- Kategori
- Gündelik Yaşam
İroni

Ulu çınar ağaçlarının rüzgârla birlikte söylediği hüzünlü şarkıyı dinliyorum...
Renkli, küçük bir kuşun dikkatini çekiyor bedenim...
Taşları yosun tutmuş dilsiz köprünün altından, riyakâr olduğu kadar güzel de bir dere akıyor...
Yeniden doğacağına inan, çaresiz kırlangıcı alıyor koynuna, bilinmeze götürüyor...
&&&
Adını bilmediğiniz iki köy arasında nefeslenmek, yüzümü yıkamak, susuzluğumu gidermek, bazen de bakkaldan aldığım öteberiyi mideye indirmek için mola verdiğim çeşme başında, nice zaman önce karalamıştım bu cümleleri...
“Ulu çınar” ağaçları yazdığıma bakmayın siz...
Çınar ağacı falan yok orada!
Uzun kavaklar var!
Neden?
Kavakların yerine çınarlar olsun istedim, ondan!
Büyü bozulacak ama
Olmayan çınar ağaçlarının söylediği hüzünlü şarkının radyodan geldiğini de belirtmem gerekiyor...
Taşları yosun tutmuş köprünün dilsiz olduğunu da ben uydurdum!
Sesini duyuyor fakat ne söylediğini anlayamıyorum!

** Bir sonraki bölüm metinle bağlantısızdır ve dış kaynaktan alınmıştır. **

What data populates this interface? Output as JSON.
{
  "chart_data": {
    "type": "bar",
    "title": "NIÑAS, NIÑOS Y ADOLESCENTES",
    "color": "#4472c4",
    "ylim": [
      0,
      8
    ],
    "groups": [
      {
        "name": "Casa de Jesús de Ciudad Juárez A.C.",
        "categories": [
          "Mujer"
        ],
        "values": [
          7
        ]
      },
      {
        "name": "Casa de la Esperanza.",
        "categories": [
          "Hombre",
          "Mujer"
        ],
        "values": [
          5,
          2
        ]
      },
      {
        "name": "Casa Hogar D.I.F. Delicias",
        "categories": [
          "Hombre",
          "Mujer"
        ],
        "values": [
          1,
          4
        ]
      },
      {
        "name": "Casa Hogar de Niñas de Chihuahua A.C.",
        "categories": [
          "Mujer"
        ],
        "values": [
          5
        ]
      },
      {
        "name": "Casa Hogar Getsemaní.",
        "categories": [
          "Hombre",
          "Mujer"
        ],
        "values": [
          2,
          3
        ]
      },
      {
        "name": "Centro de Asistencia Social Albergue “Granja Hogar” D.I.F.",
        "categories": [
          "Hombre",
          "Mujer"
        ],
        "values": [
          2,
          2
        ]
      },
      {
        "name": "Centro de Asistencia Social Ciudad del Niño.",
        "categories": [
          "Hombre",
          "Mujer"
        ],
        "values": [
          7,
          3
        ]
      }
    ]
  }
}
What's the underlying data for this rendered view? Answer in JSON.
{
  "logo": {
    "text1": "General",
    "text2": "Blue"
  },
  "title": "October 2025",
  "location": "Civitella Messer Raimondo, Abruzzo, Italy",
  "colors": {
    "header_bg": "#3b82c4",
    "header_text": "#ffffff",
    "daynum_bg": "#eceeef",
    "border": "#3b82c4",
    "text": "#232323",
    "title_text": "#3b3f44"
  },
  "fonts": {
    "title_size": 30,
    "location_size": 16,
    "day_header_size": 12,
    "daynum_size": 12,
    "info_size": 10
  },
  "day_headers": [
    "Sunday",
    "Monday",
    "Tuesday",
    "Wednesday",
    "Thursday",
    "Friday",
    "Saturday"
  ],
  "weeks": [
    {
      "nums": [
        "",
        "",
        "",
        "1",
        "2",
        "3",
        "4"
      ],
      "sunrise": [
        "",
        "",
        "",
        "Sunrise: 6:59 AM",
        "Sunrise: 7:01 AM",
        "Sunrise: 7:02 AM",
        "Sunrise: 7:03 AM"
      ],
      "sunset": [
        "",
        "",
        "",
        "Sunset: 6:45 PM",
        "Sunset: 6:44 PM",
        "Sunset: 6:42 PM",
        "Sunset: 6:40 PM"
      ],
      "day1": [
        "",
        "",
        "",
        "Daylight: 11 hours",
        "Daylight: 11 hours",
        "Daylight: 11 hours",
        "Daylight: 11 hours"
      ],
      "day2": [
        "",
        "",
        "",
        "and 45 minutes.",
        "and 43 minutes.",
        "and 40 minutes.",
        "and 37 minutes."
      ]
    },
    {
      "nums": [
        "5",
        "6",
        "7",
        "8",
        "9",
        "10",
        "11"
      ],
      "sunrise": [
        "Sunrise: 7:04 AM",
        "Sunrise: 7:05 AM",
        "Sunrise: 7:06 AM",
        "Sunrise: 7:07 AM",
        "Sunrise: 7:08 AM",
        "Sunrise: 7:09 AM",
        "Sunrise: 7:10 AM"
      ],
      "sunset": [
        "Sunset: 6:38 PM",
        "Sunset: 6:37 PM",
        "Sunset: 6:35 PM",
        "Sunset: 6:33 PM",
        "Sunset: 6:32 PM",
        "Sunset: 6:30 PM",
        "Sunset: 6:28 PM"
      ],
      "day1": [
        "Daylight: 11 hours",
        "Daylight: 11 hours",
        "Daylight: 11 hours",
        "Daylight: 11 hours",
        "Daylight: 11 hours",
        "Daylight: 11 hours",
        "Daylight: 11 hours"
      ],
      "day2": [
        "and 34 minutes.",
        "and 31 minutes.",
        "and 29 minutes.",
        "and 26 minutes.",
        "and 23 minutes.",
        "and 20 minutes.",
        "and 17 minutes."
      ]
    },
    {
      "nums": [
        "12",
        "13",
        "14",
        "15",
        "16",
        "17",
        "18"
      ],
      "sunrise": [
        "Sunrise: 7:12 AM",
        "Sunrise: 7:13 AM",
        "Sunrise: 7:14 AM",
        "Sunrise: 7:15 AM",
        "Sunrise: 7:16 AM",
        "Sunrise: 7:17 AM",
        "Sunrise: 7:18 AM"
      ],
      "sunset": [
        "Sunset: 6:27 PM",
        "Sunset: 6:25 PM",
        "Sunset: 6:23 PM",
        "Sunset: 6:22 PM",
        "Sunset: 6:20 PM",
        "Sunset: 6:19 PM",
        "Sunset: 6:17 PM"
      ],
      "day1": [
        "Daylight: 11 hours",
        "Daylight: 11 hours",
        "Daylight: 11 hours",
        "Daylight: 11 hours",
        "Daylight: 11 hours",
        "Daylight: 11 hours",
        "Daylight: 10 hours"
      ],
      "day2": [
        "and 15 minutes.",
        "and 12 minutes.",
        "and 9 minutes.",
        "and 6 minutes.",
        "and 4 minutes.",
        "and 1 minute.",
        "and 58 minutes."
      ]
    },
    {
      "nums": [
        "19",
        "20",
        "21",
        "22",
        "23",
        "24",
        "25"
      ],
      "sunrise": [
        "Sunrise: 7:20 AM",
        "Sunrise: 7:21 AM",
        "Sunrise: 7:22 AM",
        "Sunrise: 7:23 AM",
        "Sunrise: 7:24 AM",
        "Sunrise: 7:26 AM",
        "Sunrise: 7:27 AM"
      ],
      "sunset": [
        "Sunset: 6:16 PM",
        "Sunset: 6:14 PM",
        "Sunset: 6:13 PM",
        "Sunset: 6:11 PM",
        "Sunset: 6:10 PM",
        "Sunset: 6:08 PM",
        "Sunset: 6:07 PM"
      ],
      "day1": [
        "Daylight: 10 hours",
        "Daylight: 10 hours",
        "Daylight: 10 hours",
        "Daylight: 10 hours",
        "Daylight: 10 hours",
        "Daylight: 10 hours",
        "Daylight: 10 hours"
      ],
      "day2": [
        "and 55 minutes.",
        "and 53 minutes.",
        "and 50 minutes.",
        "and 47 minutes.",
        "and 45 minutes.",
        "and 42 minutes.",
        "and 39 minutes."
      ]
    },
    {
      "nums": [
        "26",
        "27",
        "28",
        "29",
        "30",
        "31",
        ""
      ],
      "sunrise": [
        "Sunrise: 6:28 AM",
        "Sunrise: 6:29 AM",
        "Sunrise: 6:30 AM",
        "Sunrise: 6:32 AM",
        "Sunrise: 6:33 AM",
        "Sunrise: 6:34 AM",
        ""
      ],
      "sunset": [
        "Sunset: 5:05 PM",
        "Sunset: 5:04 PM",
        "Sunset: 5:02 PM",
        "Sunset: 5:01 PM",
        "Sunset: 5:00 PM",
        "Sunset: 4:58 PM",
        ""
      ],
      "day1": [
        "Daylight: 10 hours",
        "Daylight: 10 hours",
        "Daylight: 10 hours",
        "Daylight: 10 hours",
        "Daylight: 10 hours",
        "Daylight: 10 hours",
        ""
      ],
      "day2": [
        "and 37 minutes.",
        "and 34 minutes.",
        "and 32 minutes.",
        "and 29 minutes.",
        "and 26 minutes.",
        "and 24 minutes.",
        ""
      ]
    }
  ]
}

Kırlangıcın yeniden doğacağına inandığını nereden biliyorsun diyeceksiniz?
E dere söyledi!
Derenin güzel olduğunu da ben kendi gözlerimle gördüm... Hem de çıplakken!
Kimleri kimleri koynuna alıp kandırmış haspa!
Dereye “riyakâr” dedim ya, renkli küçük kuşun yalancısıyım!